Last year ended with the disappointing news that ring-fencing of rental property losses would no longer be permitted, despite it being available to all other forms of tax losses. Along with the Bright Line Test, this is another tax change which will only apply to rental property.
Claiming tax losses on rental property has been presented as a tax loophole available to rich property owners so they can make tax free capital gains.
"The tax system is biased towards the relatively affluent home-owning class, while the poorer renting class miss out" says economist Shamubeel Eaqub. He has campaigned for many years to ring-fence rental property losses, claiming that this would ensure residential investment properties stand on their own merits.
What Eaqub fails to realise is that providing rental property, especially in the first few years, is extremely difficult financially. Being able to claim losses against other income provides assistance at exactly the right time. Ring-fencing rental losses is like replacing the first obstacle in a hurdle race with a high jump poll. Because many people cannot clear the first hurdle, they cannot enter the race.
It seems incredible that at a time when we are facing a shortage of rental properties and rental prices are increasing at a faster rate than inflation, Government looks to introduce a policy that restricts rental property supply.

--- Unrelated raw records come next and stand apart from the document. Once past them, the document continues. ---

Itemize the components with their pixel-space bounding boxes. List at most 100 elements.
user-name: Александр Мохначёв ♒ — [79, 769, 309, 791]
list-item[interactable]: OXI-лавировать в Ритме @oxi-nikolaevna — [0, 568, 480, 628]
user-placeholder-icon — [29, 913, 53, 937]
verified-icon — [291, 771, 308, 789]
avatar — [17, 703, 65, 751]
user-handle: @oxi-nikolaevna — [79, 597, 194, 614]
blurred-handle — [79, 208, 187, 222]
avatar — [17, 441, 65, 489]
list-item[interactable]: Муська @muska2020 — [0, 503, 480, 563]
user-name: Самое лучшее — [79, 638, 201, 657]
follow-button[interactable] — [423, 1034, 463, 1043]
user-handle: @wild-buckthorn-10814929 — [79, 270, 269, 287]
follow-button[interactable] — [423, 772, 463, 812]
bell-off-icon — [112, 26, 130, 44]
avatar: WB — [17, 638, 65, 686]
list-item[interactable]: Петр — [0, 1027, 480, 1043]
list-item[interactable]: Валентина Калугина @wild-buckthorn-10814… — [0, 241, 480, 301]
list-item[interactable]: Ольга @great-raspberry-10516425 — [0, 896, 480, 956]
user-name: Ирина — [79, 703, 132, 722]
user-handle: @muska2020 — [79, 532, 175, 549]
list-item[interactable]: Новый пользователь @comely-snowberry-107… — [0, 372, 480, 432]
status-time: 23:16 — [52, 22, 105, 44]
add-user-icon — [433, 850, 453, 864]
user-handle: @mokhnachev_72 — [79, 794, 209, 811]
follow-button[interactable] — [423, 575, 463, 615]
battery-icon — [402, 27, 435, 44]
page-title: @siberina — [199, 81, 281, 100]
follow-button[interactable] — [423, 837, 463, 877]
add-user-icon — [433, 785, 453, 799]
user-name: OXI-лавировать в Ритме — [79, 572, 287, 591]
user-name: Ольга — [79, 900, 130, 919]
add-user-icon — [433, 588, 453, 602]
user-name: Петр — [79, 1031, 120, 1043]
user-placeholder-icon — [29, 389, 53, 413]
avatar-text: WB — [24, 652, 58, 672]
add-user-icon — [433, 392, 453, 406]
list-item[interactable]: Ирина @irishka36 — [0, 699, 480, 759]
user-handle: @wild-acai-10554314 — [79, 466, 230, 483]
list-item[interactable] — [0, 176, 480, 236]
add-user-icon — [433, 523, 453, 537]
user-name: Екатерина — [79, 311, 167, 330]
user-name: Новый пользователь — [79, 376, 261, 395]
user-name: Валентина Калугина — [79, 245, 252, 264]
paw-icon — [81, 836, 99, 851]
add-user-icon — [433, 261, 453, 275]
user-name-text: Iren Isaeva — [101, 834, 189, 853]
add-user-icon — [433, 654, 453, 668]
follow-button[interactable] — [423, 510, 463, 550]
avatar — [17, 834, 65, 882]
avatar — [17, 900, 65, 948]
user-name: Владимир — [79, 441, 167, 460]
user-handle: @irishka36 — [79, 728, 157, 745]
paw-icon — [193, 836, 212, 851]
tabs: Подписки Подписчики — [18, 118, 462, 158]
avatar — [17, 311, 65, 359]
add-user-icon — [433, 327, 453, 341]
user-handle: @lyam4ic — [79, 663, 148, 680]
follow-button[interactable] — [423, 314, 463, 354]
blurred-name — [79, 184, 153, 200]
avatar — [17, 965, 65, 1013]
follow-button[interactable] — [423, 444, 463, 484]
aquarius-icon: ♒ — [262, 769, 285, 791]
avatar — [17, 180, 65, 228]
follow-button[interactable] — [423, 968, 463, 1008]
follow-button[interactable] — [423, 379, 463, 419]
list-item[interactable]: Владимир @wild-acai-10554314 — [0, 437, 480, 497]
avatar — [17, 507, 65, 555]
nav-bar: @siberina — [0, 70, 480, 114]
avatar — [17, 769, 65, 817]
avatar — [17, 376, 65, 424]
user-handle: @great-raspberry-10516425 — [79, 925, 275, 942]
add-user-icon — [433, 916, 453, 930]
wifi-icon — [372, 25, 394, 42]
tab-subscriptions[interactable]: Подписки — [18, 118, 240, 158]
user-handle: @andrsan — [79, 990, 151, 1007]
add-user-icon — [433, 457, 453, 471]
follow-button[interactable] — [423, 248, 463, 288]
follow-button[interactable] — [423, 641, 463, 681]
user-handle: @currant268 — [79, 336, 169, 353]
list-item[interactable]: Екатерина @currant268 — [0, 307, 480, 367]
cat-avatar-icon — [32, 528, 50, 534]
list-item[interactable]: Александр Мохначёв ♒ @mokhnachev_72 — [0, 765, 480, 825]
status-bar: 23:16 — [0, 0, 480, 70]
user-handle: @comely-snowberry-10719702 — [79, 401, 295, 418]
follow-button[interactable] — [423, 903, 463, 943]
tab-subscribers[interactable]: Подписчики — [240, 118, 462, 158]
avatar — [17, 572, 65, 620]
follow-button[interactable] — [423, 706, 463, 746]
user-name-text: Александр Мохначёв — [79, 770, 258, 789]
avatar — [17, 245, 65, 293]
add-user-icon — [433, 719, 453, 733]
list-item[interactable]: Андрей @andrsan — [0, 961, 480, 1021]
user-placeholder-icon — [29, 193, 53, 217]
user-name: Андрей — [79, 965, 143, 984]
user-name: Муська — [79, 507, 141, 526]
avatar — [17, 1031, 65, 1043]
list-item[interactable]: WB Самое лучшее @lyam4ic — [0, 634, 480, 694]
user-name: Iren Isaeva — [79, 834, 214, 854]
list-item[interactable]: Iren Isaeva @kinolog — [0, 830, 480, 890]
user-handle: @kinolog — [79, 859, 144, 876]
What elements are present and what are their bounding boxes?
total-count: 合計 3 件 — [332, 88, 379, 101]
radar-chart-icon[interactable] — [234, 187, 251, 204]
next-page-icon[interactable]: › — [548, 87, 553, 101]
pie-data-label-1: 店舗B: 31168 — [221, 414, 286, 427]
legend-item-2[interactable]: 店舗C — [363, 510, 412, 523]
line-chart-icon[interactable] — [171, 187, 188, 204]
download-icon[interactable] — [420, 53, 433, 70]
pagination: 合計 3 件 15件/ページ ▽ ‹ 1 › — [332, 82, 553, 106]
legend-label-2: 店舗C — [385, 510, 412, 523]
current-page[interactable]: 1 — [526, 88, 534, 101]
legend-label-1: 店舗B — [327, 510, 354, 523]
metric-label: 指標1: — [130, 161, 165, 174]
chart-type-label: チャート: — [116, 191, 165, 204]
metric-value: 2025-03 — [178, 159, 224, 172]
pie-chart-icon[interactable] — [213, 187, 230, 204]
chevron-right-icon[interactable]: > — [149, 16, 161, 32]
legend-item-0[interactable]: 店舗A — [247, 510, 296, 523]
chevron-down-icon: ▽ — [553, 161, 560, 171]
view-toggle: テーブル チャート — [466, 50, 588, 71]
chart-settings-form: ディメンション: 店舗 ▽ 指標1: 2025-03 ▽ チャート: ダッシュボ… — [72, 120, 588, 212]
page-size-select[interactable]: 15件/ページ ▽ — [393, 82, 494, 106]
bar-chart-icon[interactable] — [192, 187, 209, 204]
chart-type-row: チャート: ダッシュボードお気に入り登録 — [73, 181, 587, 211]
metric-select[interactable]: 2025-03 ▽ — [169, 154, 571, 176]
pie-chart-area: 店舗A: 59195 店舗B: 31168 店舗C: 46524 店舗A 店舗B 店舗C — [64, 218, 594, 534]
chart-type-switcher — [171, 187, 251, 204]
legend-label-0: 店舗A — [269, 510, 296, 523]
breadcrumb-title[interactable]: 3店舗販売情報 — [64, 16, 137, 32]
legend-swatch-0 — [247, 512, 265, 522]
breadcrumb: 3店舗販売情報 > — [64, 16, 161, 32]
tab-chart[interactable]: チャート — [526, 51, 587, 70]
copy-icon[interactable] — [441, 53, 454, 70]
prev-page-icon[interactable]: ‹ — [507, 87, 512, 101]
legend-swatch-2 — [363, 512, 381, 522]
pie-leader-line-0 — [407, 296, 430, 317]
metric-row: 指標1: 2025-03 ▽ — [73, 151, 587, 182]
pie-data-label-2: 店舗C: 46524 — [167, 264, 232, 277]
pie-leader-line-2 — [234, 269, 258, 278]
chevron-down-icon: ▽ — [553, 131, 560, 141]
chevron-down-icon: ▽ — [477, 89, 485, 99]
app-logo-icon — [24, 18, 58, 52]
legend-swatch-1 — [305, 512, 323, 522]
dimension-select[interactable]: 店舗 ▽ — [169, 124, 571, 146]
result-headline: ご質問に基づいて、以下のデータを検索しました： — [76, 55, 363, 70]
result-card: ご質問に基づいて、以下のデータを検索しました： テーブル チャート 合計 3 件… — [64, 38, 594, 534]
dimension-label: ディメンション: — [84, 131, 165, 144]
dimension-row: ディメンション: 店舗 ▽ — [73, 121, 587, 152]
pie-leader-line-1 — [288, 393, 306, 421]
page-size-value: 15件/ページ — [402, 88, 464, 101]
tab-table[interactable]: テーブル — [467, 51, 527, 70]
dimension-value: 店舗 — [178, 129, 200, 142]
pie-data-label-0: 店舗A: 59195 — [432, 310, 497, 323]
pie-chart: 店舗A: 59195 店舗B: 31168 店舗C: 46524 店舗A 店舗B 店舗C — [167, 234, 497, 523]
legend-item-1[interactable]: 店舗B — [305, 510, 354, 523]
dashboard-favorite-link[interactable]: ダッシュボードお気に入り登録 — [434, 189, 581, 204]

It is hard not to conclude that there is a campaign to remove private rental property suppliers from the market. Tenant advocates appear to have been persuaded that large financial institutions would be better at providing rental properties in New Zealand. They also believe that not-for-profit organisations would be better at providing rental accommodation, although it is hard to see how.
The last Government offered the not-for-profit sector properties at a reduced value, guaranteed the rental income and provided rental top-ups at higher rates than the accommodation supplement. despite having all this on a plate, the not-for-profits said they couldn't make it work and Government would have to give them the properties for free.
The new rules will fully come into effect this April, so there will be no slow introduction which was promised during the last election.
The NZPIF proposed that the law change should be applied on a portfolio basis and this has been accepted, which is some good news. It means that people with other positively geared rentals may still be able to buy and provide more rental property. However there is little doubt that many people who would have bought and provided a rental property will now no longer be able to do so.
With an immediate and full introduction of ring-fencing, some highly geared rental owners could face serious cashflow problems. Hopefully they will be able to either increase their rental prices or find extra funds somewhere else rather than be forced to sell. Unfortunately it is a certainty that some people will be placed into this situation.
In our submission to the IRD, the NZPIF recommended that there should be an upper limit on claiming losses rather than a complete ban. This would reduce the requirement for rental price increases, lower the number of rentals that would need to be sold and minimise the effect on rental property supply. It is extremely disappointing that this proposal was not considered.
As with most ill-conceived law changes, the unintended consequences will lead to opportunities for some. This will involve good planning for your investment strategies over the coming year. The NZPIF and associations all around the country will be looking to help our members handle this new and unfortunate situation.